Extintor para hoguera de vanidades
VALENTÍ PUIG
Jueves, 09-10-08
EL panorama depresivo de la economía va asemejándose a una orquesta en la que los músicos tocan partituras del todo distintas y contradictorias. La cacofonía resultante es hasta tal punto abrumadora que operaciones concertadas globalmente como la reducción de tipos de interés de ayer o bien parecen caer en el vacío o tardan en inyectar confianza en un momento en el que el dinero corre por internet a la velocidad de la luz y uno puede operar en la Bolsa siguiendo sus sobresaltos a cada instante de las veinticuatro horas, «non stop». Casi nadie va a quedarse sin recibir algún impacto -directo o colateral- de una crisis que lastra los inicios de un siglo sorprendente. No existe una receta específica contra el pánico. Estamos en un territorio en el que, tanto por exceso de información como por carencia de precedentes, toda pisada es incierta porque la alta tecnología y factores como la movilidad de los capitales han prohijado factores desconocidos. En gran manera, las soluciones consistirán en improvisar bien. Martin Wolf, oráculo de sensatez para las dinámicas del capitalismo global, ayer rectificaba apreciaciones previas abogando por una inmediata operación que insufle confianza para que los bancos se presten unos a otros o, en caso contrario, actúen los bancos centrales de forma amplia, con el préstamo de dinero a instituciones cuyo hundimiento, por la naturaleza del sistema, no se puede permitir. A pesar de todo, lo que Martin Wolf decía ayer aún vale para hoy: el miedo que colapsa ahora los mercados financieros es tan exagerado como la codicia que propulsaba un comportamiento del todo opuesto hace muy poco.

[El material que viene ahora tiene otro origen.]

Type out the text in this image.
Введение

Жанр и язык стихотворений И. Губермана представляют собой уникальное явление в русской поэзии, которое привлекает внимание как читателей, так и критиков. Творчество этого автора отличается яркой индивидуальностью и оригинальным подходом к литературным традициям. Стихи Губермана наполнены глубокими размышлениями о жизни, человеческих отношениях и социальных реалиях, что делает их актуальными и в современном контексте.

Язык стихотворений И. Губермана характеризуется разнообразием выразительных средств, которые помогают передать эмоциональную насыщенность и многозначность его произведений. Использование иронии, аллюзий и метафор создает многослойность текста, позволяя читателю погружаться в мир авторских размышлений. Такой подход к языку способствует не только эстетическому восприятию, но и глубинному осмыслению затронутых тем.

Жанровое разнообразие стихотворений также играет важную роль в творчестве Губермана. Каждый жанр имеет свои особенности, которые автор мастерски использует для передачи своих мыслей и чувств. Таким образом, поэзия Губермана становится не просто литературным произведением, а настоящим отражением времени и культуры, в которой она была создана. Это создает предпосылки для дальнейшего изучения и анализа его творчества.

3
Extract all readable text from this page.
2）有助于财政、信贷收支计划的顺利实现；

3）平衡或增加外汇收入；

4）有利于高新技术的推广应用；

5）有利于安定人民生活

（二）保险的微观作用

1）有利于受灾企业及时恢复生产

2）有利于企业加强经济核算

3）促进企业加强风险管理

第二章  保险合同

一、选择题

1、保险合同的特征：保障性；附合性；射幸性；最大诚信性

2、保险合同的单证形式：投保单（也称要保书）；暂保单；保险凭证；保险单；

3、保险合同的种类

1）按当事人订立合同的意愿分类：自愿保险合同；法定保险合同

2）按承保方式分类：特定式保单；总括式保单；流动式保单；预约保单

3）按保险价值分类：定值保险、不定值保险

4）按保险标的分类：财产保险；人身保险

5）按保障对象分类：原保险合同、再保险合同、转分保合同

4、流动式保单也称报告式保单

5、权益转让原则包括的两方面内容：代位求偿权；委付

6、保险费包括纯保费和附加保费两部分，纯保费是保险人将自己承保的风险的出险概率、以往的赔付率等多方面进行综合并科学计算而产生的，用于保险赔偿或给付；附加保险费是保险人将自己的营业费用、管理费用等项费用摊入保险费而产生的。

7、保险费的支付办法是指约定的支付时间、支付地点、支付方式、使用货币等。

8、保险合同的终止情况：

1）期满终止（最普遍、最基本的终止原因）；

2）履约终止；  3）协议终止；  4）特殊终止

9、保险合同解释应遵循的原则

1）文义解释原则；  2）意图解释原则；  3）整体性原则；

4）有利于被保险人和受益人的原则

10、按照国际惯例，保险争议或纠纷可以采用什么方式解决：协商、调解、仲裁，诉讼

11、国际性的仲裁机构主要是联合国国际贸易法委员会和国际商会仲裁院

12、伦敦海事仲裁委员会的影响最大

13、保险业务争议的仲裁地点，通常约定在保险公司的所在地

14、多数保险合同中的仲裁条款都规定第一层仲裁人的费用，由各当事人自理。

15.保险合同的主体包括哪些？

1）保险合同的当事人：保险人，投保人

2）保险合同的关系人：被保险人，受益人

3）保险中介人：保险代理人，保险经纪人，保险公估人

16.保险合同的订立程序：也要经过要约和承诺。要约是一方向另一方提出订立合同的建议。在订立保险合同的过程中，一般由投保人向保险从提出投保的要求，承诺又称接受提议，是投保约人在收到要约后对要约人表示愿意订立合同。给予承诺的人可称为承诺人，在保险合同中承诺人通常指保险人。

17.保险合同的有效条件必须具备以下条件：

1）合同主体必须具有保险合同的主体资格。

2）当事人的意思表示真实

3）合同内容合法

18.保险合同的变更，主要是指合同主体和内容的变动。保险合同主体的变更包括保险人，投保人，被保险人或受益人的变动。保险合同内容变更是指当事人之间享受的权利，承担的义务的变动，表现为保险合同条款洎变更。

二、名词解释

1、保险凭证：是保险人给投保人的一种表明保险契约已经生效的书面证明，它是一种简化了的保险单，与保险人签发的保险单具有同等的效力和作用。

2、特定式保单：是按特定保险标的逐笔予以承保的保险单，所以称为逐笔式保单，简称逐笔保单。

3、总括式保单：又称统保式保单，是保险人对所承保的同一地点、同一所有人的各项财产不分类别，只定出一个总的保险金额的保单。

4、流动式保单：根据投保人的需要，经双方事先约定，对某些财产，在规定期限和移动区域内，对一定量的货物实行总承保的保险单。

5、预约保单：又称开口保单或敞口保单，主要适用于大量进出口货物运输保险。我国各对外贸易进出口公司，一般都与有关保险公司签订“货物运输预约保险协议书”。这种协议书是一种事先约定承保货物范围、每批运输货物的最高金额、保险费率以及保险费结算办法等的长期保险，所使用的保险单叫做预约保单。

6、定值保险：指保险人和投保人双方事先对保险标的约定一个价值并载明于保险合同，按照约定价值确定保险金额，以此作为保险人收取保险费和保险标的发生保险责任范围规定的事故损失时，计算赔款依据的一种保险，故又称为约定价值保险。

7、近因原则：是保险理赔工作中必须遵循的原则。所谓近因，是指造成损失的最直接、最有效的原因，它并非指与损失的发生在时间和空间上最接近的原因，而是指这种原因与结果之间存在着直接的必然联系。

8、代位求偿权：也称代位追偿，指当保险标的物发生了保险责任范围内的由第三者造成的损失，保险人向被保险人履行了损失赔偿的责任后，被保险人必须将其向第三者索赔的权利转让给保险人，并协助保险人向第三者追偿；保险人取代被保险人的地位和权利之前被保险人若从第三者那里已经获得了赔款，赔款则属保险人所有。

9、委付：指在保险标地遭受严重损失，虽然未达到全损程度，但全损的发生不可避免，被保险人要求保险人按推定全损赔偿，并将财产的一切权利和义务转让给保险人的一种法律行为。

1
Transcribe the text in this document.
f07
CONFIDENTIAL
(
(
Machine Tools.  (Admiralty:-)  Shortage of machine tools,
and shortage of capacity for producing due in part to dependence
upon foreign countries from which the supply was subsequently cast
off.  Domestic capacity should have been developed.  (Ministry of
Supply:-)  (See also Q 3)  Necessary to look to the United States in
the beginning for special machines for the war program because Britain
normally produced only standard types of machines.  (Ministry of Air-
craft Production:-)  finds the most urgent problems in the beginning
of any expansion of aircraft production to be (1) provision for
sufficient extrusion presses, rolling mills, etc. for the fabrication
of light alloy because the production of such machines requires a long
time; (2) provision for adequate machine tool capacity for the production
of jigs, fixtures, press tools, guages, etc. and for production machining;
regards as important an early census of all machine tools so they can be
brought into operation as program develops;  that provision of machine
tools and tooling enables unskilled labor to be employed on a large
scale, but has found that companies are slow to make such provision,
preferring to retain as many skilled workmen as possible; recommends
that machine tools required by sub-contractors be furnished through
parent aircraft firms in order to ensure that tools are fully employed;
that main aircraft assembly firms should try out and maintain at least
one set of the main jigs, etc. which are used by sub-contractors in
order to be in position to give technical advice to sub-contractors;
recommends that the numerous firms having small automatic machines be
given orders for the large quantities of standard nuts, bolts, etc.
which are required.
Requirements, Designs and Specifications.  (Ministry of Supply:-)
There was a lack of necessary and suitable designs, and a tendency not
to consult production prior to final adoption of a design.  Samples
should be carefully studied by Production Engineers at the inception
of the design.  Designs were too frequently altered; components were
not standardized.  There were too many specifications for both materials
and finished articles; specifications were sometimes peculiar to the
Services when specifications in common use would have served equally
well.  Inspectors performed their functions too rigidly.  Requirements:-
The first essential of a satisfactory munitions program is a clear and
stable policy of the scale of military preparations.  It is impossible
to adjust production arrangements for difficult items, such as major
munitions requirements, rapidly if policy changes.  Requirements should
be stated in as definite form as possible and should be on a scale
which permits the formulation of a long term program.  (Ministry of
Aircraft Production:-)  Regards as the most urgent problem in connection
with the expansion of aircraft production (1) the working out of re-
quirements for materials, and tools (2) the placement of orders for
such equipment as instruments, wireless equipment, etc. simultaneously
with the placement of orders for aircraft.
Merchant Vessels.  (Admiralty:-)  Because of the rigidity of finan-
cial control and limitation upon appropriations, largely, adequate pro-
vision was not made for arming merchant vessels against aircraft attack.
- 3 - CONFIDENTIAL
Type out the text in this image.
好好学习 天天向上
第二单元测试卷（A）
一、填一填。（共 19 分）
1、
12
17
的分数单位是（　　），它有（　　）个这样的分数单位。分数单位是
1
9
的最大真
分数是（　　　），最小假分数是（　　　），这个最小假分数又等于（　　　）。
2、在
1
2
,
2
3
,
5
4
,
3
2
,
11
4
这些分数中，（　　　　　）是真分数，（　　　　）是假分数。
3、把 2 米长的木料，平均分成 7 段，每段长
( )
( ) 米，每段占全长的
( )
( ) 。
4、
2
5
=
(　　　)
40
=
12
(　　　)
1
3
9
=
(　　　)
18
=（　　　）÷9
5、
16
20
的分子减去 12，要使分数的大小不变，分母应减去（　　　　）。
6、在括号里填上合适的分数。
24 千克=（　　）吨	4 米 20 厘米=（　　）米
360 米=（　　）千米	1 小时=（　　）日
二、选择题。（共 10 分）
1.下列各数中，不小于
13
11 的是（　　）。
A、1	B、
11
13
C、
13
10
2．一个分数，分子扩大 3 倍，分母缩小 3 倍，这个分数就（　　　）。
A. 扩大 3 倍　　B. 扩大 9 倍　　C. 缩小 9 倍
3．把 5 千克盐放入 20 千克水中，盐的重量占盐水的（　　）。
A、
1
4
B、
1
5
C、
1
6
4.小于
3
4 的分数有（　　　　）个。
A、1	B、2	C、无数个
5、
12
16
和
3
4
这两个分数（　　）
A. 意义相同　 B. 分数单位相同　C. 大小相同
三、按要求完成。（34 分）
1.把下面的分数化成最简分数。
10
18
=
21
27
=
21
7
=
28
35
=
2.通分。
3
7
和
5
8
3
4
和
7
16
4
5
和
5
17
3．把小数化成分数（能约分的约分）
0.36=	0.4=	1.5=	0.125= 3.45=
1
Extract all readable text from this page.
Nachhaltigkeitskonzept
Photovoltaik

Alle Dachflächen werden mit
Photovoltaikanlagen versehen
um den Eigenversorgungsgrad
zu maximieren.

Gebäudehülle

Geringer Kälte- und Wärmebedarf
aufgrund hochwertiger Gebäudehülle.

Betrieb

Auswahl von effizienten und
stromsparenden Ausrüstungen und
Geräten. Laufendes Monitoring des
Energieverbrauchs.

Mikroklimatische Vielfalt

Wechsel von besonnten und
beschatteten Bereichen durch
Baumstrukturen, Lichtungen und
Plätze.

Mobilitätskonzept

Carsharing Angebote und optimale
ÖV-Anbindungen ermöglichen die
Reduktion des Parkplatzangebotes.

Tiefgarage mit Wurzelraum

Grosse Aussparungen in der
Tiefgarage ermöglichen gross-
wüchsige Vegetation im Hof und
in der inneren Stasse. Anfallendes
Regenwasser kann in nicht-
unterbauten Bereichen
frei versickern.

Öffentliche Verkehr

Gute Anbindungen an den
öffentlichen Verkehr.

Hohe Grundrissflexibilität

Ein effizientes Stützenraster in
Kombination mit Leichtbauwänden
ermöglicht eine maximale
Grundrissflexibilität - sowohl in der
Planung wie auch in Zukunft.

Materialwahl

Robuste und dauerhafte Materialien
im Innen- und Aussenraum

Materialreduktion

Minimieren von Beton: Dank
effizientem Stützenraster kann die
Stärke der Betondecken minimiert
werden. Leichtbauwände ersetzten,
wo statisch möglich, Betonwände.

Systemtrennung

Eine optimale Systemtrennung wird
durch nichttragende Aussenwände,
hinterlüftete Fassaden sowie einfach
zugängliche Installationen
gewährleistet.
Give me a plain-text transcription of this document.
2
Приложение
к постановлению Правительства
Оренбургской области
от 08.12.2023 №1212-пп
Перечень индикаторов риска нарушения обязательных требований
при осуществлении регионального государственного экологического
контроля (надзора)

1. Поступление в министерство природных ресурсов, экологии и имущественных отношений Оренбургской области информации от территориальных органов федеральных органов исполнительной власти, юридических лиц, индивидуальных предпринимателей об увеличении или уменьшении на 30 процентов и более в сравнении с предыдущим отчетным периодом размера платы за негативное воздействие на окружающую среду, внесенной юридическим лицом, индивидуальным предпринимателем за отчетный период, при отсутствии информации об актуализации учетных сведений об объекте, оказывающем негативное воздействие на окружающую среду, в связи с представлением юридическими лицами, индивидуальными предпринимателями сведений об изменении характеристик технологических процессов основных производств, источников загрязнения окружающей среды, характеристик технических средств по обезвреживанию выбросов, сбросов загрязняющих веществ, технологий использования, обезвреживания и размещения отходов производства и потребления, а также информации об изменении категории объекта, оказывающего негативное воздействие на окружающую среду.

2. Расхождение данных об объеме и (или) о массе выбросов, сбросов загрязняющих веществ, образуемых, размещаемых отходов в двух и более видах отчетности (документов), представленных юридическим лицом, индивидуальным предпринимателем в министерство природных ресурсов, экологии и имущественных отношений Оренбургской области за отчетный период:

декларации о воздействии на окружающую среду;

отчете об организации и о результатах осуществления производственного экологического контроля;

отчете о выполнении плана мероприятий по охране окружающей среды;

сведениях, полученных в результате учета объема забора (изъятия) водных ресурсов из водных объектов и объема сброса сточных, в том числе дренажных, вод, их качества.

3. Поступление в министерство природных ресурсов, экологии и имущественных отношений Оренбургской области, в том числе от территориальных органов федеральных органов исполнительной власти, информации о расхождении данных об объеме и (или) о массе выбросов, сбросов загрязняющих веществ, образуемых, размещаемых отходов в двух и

El conjunto de lo que está ocurriendo configura una prueba de fuego para el orden económico mundial y una insospechada traslación de los flujos de la economía global. En cuanto a la actuación coordinada y global de los bancos centrales, no es como para minusvalorarla. Tras la hoguera de las vanidades no hay por qué regresar a la presunción reactiva de encender el fuego con un pedernal. Ese sistema económico ha aportado crecimiento y prosperidad para cientos de millones y volverá a hacerlo. Inducir el miedo a convertirse en alergia a las nuevas formas del sistema de mercado sería ahora la peor política, como achacarlo todo a los Estados Unidos. Aparte de unos ejecutivos que van demasiado a su aire, la economía de casi toda la especie humana consiste en trabajar, ahorrar y prosperar, en España, en Vietnam y en California. Como siempre, a veces nuestra naturaleza se deja llevar por promesas de rentabilidad desorbitada sin atender a los riesgos: mientras haya gente propicia a ser estafada, habrá estafadores. Eso son las «subprime» y otros productos financieros que atraen la credulidad y el afán de un beneficio irreal. Pero la economía de mercado se rige por normas jurídicas y morales, en el marco del Estado de Derecho. No es que hayamos sometido la sociedad a la economía; es que la economía nos ha venido permitiendo vivir mejor en sociedad.
En «La hoguera de las vanidades», Tom Wolfe agitó la coctelera para que viésemos cómo el choque económico entre lo real y lo virtual banalizaba la vida de sus personajes. Aquella era la era dorada del «broker», cuya configuración mental no percibía nada más allá del ajetreo vital a cierre de los mercados en el bar del Waldorf, donde la cinta sinfín de las cotizaciones narra en el lenguaje verde y rojo de alza y baja las aventuras de Arthur Gordon Pym en el remolino de la autodestrucción. Es ciertamente funesto que ahora la psicología del pánico y los repliegues de los excesos financieros alcancen de forma tóxica las economías domésticas con paro, inflación y desconfianza. Añaden alarma el carácter global del derretimiento financiero y la costumbre cada vez más extendida de vivir por encima de nuestras posibilidades. Aplíquese bien el extintor para apagar la hoguera de las vanidades. Para eso hay tribunales y cárceles. Pero lo fundamental es que el liderato de gobernantes e instituciones públicas aseguren el paso de la nave más allá de los arrecifes. La buena gente pide estabilidad, ver alejarse prontamente tanta volatilidad. Al final, de lo que se trata es de ir a comprar el pan y acompañar a los niños a la escuela.